Adam sat down and said, "This have something to do with his whole crappy parent foster care thing?"
"Yes," Billy said. "You know that he's been through so many schools, expulsions and moves that his education has been interrupted very frequently."
Perceptive, as he often was, Adam frowned. "The reason he keeps thinking he's stupid."
"Precisely," Billy said. "But it has been amplified by the fact that he's ceased putting in any effort into his schoolwork, convinced as he is that there is no purpose to doing so." Before Adam could say anything else, Billy went on. "I'm . . . concerned that he won't . . . understand the disciplinary boundaries of a normal family. He's never had them, only no boundaries or irrational and abusive ones. There may even be boundaries that are implicit that he will not realise are extant until he has run afoul of them."
He watched Adam's concentrating face throughout his speech. "I think I've got that," Adam said finally. "You think that, since he hasn't had normal parents or guardians that he won't know a whole bunch of things he's supposed to do or not do, just because he's not used to parents who care enough to ground you when you flunk a test."
"Yes," Billy said, relieved. "He may well run into those despite your best efforts, but if you could attempt to convince him to do his homework, it will go a long way to keeping his grades reasonable." He then added, "And you may find some inexplicable behaviours on his part." He told Adam about the way Tom had borrowed the dinosaur text early into the days of their acquaintanceship, then Tom's reasons for having done so.
When he was finished, Adam leaned back. "Wow. Okay. So, he may do something that looks really really bad, but there's a good chance it'll be like his bully vendetta," he said. "I'll . . . see what I can do about that."
"One other thing," Billy said. "Trini said I ought to do this with Tom present. While I disagree, if only because we might have spent far too long in discussing the validity of my observations, I do intend to tell Tom that I have spoken to you about this."
Aisha, who had been silent through the whole discussion nodded. "You don't want him to find out and think that you're doing things behind his back or something," she said.
"Precisely," Billy said to her with a smile. It was strange in some ways that he should feel so comfortable with Adam, Aisha and Rocky. Sometimes it was almost as though they'd been his friends as long as he'd been friends with Trini and the others.
"All right, kids," Mrs. Park said. "Time to pack it in."

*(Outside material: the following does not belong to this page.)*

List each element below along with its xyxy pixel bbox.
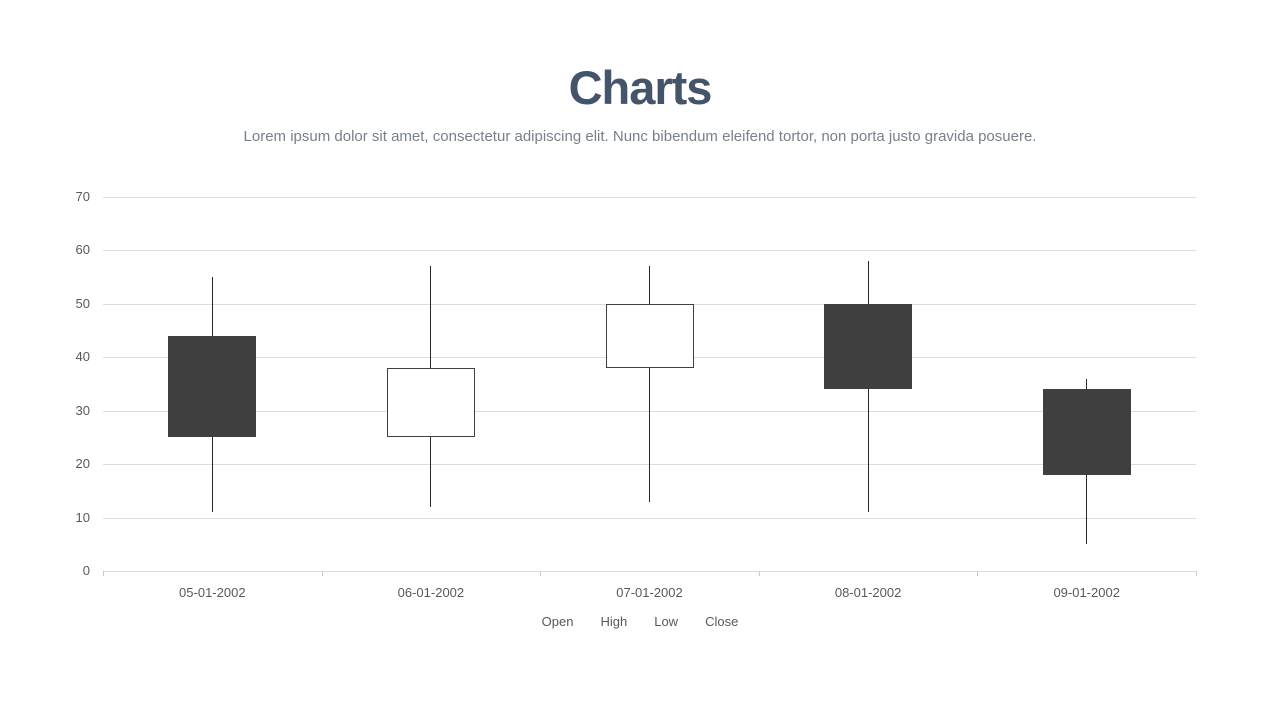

Billy had taken the RADBUG out as he usually did, enjoying the fact that he had his own transportation. Unfortunately he couldn't exactly tell Adam and Aisha that he had a flying VW Beetle that he'd take home. So, he said, "Why don't I walk you home, Aisha? I'll call from here to have my father pick me up there."
He pretended to dial home, keeping a finger subtly on the receiver button the whole time, faking a conversation. Then Aisha put an arm through his and half dragged him out the door.
"I'm telling Rocky," Adam said with an amused grin as they left.
With the technology he'd borrowed from the Command Centre, it was easy enough to set the remote control to fly the car over to Aisha's. Once on her doorstep, she glanced over, apparently checking to be certain no one was looking, then she kissed him. It was sublime.
"Aisha and Billy, sitting in a tree! K-I-S-S-I-N-G!" came the voice of Aisha's younger brother Jamal.
She pulled away and turned, chasing her sibling into the house. "You little cretin!"
"Goodbye Aisha!" Billy called.
"I'll see you when I get out of prison for killing my brother!" she called back.
Just as well, since it meant no one saw him climb into the driver's seat of the bug and fly off.